What Nuts Can Dogs Eat?

As humans, we seem to have an inherent desire to share the things that give us pleasure, especially foods. With a world of information available at our fingertips, it only makes sense to inquire what human foods are safe for dogs to eat before we offer them to our pets. Dogster has looked into various food groups and asked if dogs can eat fruits, vegetables, and dairy products. Now, we turn our attention to popular snack nuts. So, what nuts can dogs eat? Can dogs eat almonds? What about peanuts, pistachios, cashews, and other nuts?

What Nuts Can Dogs Eat

Can dogs eat nuts?

It isn’t so straightforward. Although some nuts may not contain native toxins that adversely affect dogs, the shells of all nuts present the risk of tearing tissue as they move through a dog’s digestive tract. Can dogs eat nuts out of their shells then? The meat of many nuts contains high quantities of fats that can cause upset stomachs. Many store-bought, commercially available nuts are also packaged with salt and other chemicals, which can dehydrate or even poison dogs.

What Nuts Can Dogs Eat

Even raw nuts seem to be unwise food choices for dogs, even if they are given in moderation as treats. Old nuts that have mold on them present a whole load of other problems and should be kept away from dogs. Mold toxins can cause seizures, neurological distress, and liver problems for dogs. In fact, moldy foods of any kind or variety — no matter where they sit on any version of the food pyramid — should be disposed of properly.

What nuts can dogs eat?

1. Cashews– According to dog food brand Ollie, cashews are OK for dogs to eat in small quantities. Unsalted and unseasoned cashews only!

2. Chestnuts– The ASPCA says chestnuts are safe for dogs but may not be the best snack for dogs who eat too quickly or tend to swallow foods whole. Chestnuts could get lodged in a dog’s throat.

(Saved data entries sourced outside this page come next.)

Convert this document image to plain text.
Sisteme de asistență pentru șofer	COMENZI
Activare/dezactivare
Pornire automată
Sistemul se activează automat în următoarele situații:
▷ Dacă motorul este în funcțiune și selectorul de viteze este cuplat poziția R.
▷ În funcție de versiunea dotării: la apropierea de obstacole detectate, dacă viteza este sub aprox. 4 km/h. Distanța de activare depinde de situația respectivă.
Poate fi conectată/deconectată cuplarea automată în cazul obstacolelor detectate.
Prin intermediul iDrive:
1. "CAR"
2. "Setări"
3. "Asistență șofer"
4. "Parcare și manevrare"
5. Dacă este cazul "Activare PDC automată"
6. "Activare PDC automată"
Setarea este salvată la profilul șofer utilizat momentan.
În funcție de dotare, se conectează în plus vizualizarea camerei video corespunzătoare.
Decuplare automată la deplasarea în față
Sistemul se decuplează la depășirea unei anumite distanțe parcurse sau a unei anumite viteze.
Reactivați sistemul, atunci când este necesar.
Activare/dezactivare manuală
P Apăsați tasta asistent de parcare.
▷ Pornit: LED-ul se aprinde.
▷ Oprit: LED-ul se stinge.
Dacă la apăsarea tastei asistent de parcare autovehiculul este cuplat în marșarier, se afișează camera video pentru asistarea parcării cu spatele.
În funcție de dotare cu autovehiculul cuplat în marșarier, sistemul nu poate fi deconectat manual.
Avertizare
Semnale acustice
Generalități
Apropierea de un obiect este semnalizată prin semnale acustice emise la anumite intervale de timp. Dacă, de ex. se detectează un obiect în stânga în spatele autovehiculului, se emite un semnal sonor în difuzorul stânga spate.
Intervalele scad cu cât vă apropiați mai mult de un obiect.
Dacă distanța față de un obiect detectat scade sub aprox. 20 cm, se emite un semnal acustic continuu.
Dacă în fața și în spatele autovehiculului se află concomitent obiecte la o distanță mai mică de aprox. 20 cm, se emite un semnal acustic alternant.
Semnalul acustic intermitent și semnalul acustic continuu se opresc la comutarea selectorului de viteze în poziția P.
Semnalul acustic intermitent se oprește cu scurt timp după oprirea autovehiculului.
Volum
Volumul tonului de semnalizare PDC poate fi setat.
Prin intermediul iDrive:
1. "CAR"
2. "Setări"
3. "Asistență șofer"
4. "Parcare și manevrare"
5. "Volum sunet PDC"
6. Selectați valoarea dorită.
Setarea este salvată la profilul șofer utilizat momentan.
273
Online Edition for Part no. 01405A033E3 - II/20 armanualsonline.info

3. Peanuts– Plain peanuts are safe for dogs to eat. Actually, peanuts are legumes like peas and lentils. Make sure the peanuts are shelled if you’re going to toss a few to your pup. And make sure any peanut butter you give your dog doesn’t contain xylitol, an artificial sweetener that is highly toxic to dogs and potentially lethal.

4. Pecans– Dogs can eat pecans once in a blue moon. These nuts aren’t toxic, and your dog will be fine. But they have a very high-fat content, so go easy.

5. Pistachios– Pistachios can be given to dogs in small quantities. Don’t let your dog eat the shells, though. Pistachio shells present an extra choking hazard and could cut your dog’s mouth or throat.

Nuts dogs cannot eat

1. Almonds– The jury seems to be out on almonds. PetMD says they’re not technically toxic, so it’s OK to eat once in a while. But, The American Kennel Club says almonds should never become a dog treat. We think it’s best to avoid them. If your dog grabs an almond off the floor, it’s not the end of the world, but watch him carefully to make sure he doesn’t choke.

2. Brazil nuts- Due to their extremely high-fat content, it’s not advised to feed brazil nuts to dogs. Brazil nuts also pose a larger threat to smaller breeds because they could get lodged in their digestive systems.

3. Hazelnuts- Like almonds, hazelnuts are shaped in a way that makes them big choking hazards. While you don’t need to make an emergency call to your vet if your dog swipes a hazelnut, you absolutely shouldn’t make a habit of feeding them to him.

4. Macadamia nuts- Here’s a nut that is truly toxic to dogs. They can lead to tremors, weakness, paralysis, and joint inflammation. If your dog swallows or nibbles macadamia nuts, call your vet to ask what the best course of action is.

5. Walnuts- The large and irregular shape of walnut is dangerous for dogs. These nuts are major choking hazards and digestive blocks.

What Nuts Can Dogs Eat

It is important to remember that, voracious eaters as dogs can be, they are generally much smaller than people. This means that dogs will often have trouble processing and digesting things that present humans with relatively few issues. Based on our research, it seems the best course of action when it comes to dogs is to keep them away from nuts.